Within the fundamentalist’s claim regarding their public search for Islamic
identity, their practices affect women’s access to public spheres, legislative
systems, and family codes. The Muslim world has undergone a noteworthy
revolution regarding feminist movements during the Twentieth century. There has
been a modernization of laws concerning education, politics, and business but
still, the status of women has not been brought forward and religion is raised
whenever it is a matter of women’s rights. There is a serious concern in
handling the political and religious manipulation of women’s identity and
autonomy by the right-wing political groups leading to discrimination against
women (Hussain, 2007 p.69).
Throughout
history, leaders have appropriated women for nation-building purposes.

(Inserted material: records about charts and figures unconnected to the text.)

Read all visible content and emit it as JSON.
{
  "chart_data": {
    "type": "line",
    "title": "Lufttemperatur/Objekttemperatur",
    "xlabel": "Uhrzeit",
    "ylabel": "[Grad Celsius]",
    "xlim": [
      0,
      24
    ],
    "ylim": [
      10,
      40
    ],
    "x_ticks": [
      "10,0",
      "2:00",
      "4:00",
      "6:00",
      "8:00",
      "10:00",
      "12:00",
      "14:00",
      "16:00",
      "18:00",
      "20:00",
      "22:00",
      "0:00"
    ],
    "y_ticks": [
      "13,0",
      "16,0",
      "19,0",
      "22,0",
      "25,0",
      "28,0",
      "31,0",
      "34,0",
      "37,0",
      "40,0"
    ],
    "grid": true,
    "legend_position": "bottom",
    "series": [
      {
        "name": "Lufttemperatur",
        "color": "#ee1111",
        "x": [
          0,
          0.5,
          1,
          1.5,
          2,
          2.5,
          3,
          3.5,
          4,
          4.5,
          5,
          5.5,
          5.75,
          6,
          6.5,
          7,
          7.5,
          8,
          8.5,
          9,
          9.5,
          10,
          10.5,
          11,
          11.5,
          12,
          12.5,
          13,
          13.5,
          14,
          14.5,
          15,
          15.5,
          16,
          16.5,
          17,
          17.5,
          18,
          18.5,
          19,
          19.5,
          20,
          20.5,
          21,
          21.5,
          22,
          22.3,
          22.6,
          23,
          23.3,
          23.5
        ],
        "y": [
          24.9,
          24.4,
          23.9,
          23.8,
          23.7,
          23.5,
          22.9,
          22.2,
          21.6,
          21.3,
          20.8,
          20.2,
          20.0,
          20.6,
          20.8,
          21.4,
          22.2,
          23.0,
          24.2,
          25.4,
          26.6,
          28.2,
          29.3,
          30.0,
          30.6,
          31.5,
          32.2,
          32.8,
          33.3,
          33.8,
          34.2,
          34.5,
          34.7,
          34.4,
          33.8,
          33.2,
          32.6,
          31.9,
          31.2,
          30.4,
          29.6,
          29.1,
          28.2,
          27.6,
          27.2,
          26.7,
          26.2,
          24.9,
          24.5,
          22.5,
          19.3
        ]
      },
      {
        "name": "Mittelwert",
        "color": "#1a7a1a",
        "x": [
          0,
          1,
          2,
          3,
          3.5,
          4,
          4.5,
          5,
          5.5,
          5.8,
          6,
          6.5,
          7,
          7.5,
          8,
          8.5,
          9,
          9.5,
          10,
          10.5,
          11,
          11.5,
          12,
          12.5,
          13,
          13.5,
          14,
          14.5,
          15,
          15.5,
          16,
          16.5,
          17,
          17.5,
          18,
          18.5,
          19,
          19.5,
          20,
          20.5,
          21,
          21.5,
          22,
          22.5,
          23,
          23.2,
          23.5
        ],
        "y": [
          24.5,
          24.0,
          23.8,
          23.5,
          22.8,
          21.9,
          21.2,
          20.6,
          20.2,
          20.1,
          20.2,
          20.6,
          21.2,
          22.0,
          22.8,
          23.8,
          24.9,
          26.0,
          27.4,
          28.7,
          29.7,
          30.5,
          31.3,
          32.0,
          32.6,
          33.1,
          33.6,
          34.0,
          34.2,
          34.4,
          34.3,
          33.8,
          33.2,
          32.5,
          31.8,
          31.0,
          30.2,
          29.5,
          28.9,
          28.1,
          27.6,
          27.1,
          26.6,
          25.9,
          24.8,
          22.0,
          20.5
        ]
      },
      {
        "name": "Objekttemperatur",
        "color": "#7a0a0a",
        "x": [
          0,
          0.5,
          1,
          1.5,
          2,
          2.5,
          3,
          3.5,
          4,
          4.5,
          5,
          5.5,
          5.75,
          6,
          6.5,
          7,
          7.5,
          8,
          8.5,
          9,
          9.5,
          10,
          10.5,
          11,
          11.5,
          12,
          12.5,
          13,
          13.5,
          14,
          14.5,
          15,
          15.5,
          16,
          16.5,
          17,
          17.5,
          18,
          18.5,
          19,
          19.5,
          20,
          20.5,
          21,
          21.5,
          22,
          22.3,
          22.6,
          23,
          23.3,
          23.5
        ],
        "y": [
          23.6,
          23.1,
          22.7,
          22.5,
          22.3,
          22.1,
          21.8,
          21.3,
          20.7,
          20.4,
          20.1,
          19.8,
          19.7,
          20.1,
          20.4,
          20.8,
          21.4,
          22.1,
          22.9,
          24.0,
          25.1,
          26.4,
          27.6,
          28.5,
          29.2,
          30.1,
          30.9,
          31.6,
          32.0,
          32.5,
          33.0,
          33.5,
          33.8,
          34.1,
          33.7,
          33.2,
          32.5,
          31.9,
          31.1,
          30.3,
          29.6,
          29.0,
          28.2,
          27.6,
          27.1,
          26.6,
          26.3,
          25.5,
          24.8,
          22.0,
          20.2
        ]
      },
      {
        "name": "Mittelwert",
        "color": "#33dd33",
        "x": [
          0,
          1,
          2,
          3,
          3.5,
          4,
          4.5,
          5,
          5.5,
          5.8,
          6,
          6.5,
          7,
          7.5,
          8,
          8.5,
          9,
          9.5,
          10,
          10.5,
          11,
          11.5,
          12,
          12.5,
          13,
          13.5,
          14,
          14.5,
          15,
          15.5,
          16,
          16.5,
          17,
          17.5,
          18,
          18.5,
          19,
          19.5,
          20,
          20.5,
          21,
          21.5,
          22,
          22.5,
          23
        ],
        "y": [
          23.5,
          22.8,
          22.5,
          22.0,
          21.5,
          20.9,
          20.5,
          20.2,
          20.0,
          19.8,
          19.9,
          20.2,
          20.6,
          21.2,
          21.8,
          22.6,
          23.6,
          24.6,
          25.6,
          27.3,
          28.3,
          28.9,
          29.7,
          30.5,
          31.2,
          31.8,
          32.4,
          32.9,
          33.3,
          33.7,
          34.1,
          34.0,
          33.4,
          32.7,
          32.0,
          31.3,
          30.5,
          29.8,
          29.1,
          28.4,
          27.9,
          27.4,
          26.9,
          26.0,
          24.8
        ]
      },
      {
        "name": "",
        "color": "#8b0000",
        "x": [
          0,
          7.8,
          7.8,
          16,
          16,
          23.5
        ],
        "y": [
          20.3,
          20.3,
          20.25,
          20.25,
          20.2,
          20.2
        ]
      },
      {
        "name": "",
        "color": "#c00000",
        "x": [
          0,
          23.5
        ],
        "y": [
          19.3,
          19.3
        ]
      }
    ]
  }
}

Discourses of Islamization, along with Islamic fundamentalism very often
intercede the discourses of nationhood and gender in Pakistan, and the
intersection of the three effects on Pakistani women (Cook, 2001). Zia’s regime
of “Islamisation” was initiated by right-wing religious organizations such as
the Jama’at-I-Islami. They claimed that “modern” was a Western imperialist tool
that should be averted with gender segregation in a proper Islamic society in
which “Islamisation policies reinforced the ideal of women’s segregation in the
home.” (Cook, 2001. p.33.). Authors such as Afia Zia (2018) have argued that
despite the end of General Zia’s Era, Islamist terrorism in Pakistan is still
there and its impacts and intensity are not gone. In some areas, the impacts are
more pronounced than others i.e. in Baluchistan. Furthermore, the radical
Islamist groups still have a stronghold and are flourishing under the Pakistani
state’s acquiescence.
Research has
shown that religious fundamentalism has played a crucial role in promoting
xenophobia and traditional gender roles and conservative social values (Bermanis,
Canettinism & Pedahzur, 2004). Right-wing extremism is seen as a secular
phenomenon and religious fundamentalism is thought to have religious roots,
however, these two phenomena are found to overlap extensively in traditional
societies. For instance, right-wing extremist parties in Israel have reinforced
the segregation between Jew and Arabs, excluding the Arabs, so much so that
they have used references from Bible and other religious authorities to
validate their ideology. With regard to gender roles and traditional values,
conservative attitudes are evident among these parties as women are seen as
destined for motherhood. Hence, the ideology of right-wing extremists cannot be
seen in isolation from religious fundamentalism.
According
to Mohanty (2009), religious nationalism and fundamentalism have spawned a
militant brand of Islam in Pakistan in recent years. The politicization of
Islam has produced fundamentalism that stands in contradiction to the religious
liberties and political freedoms of the rest of the world. Religious loyalties
are very much melded in the concept of nationalist fundamentalism. By preaching
puritan Islam, disciplinarians run the risk of pushing Muslim youths to the
thin line that divides fundamentalism and terrorism.
According to
comprehensive research conducted by the United States Institute of Peace (USIP,
2014), surveys and focus groups, and interviews over the years with youths indicate
that Pakistani Youths’ radicalization is the product of an exclusively Islamic
identity that defines their nationalism too. Groups that thrive on an exclusive
Islamic identity exploit this identity. Youth is vulnerable to becoming
connected with more radical organizations and concepts.